A solution containing 20 percent acetic acid by mass in water, if the density of the solution at 20$^{0}C$ is 1.2$g/c{{m}^{3}}$. What is the mole fraction of the solute?
a.) 0.069
b.) 0.091
c.) 0.020
d.) 0.3

Answer 1

Hint: To solve this question first we should know the basic terminology like mass percent, mole fraction, molarity, molality and the interconversion between these terms.

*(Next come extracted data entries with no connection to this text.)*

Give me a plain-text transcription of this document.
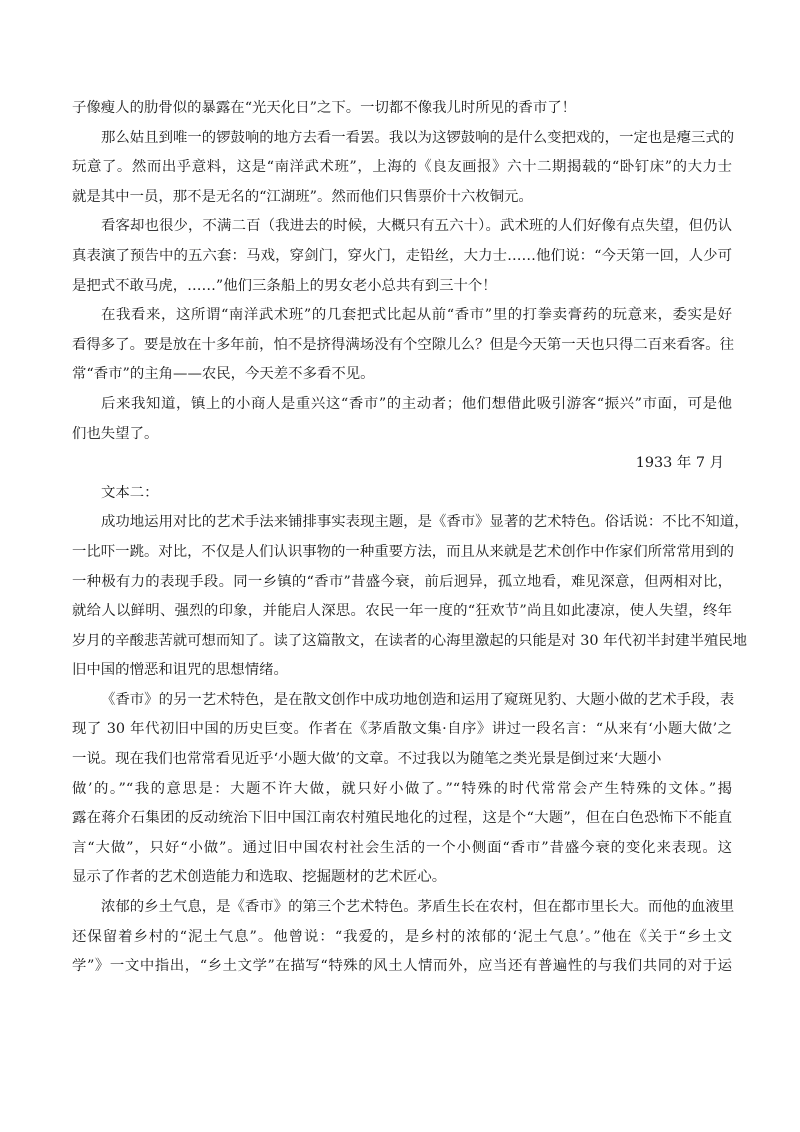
子像瘦人的肋骨似的暴露在“光天化日”之下。一切都不像我儿时所见的香市了！
那么姑且到唯一的锣鼓响的地方去看一看罢。我以为这锣鼓响的是什么变把戏的，一定也是瘪三式的
玩意了。然而出乎意料，这是“南洋武术班”，上海的《良友画报》六十二期揭载的“卧钉床”的大力士
就是其中一员，那不是无名的“江湖班”。然而他们只售票价十六枚铜元。
看客却也很少，不满二百（我进去的时候，大概只有五六十）。武术班的人们好像有点失望，但仍认
真表演了预告中的五六套：马戏，穿剑门，穿火门，走铅丝，大力士……他们说：“今天第一回，人少可
是把式不敢马虎，……”他们三条船上的男女老小总共有到三十个！
在我看来，这所谓“南洋武术班”的几套把式比起从前“香市”里的打拳卖膏药的玩意来，委实是好
看得多了。要是放在十多年前，怕不是挤得满场没有个空隙儿么？但是今天第一天也只得二百来看客。往
常“香市”的主角——农民，今天差不多看不见。
后来我知道，镇上的小商人是重兴这“香市”的主动者；他们想借此吸引游客“振兴”市面，可是他
们也失望了。
1933 年 7 月
文本二：
成功地运用对比的艺术手法来铺排事实表现主题，是《香市》显著的艺术特色。俗话说：不比不知道，
一比吓一跳。对比，不仅是人们认识事物的一种重要方法，而且从来就是艺术创作中作家们所常常用到的
一种极有力的表现手段。同一乡镇的“香市”昔盛今衰，前后迥异，孤立地看，难见深意，但两相对比，
就给人以鲜明、强烈的印象，并能启人深思。农民一年一度的“狂欢节”尚且如此凄凉，使人失望，终年
岁月的辛酸悲苦就可想而知了。读了这篇散文，在读者的心海里激起的只能是对 30 年代初半封建半殖民地
旧中国的憎恶和诅咒的思想情绪。
《香市》的另一艺术特色，是在散文创作中成功地创造和运用了窥斑见豹、大题小做的艺术手段，表
现了 30 年代初旧中国的历史巨变。作者在《茅盾散文集·自序》讲过一段名言：“从来有‘小题大做’之
一说。现在我们也常常看见近乎‘小题大做’的文章。不过我以为随笔之类光景是倒过来‘大题小
做’的。”“我的意思是：大题不许大做，就只好小做了。”“特殊的时代常常会产生特殊的文体。”揭
露在蒋介石集团的反动统治下旧中国江南农村殖民地化的过程，这是个“大题”，但在白色恐怖下不能直
言“大做”，只好“小做”。通过旧中国农村社会生活的一个小侧面“香市”昔盛今衰的变化来表现。这
显示了作者的艺术创造能力和选取、挖掘题材的艺术匠心。
浓郁的乡土气息，是《香市》的第三个艺术特色。茅盾生长在农村，但在都市里长大。而他的血液里
还保留着乡村的“泥土气息”。他曾说：“我爱的，是乡村的浓郁的‘泥土气息’。”他在《关于“乡土文
学”》一文中指出，“乡土文学”在描写“特殊的风土人情而外，应当还有普遍性的与我们共同的对于运
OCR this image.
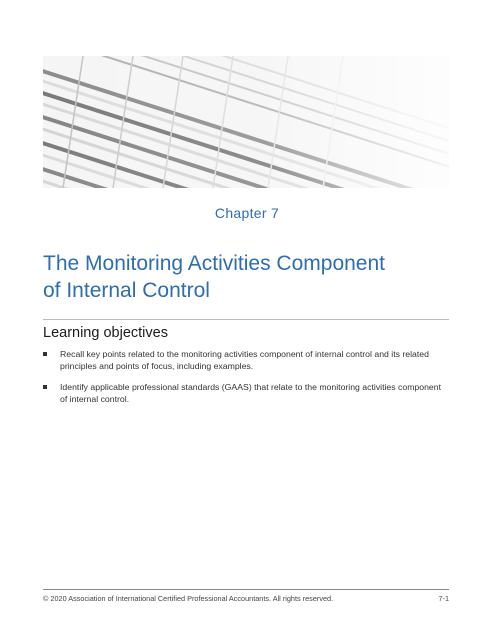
Chapter 7
The Monitoring Activities Component
of Internal Control
Learning objectives
Recall key points related to the monitoring activities component of internal control and its related
principles and points of focus, including examples.
Identify applicable professional standards (GAAS) that relate to the monitoring activities component
of internal control.
© 2020 Association of International Certified Professional Accountants. All rights reserved.	7-1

Complete step by step answer:
Mole fraction – it is defined as the unit of the amount of a constituent expressed in moles divided by the total amount of all the constituents present in the mixture which is also expressed in moles.
Mass percent- mass percent means the mass of the element or the solute divided by the mass of the compound or solute. The final result obtained is multiplied by 100 to convert it into percent.

Given in the question:
20 percent acetic acid by mass
Temperature = 20$^{0}C$
Density of the solution = 1.2 $g/c{{m}^{3}}$
Now, 20 percent acetic acid by mass means 20 g of acetic acid is dissolved in 80 g of water
Density = = 1.2 $g/c{{m}^{3}}$= 1.2$g/ml$
Mass in 1 ml of acetic acid= $\dfrac{x}{1.2} x 100$ = 20
X = 0.24 g
Mass of 1 ml of water = $1.2-0.24=$ 0.96 g
Molar mass of acetic acid i.e. $C{{H}_{3}}COOH$= 60.052
Number of moles of acetic acid will be the ratio of given mass to the molar mass
Number of moles of acetic acid= $\dfrac{0.24}{60.052}$= 0.0039
Molar mass of water i.e. ${{H}_{2}}O$ = 18 g
Number of moles of water = $\dfrac{0.96}{18}=$0.053
Total number of moles = $0.0039+0.0533=$0.572
Mole fraction of acetic acid = $\dfrac{\text{moles of acetic acid}}{\text{total number of moles}}=\dfrac{0.0039}{0.0572}$= 0.068
So, the correct answer is “Option A”.

Note: While doing such a type of question unit conversion is important. For example if we have to calculate molarity and the volume of solution is given in milliliters, we have to convert the volume to liters because molarity is defined as the moles of solutes in per liter of the solution.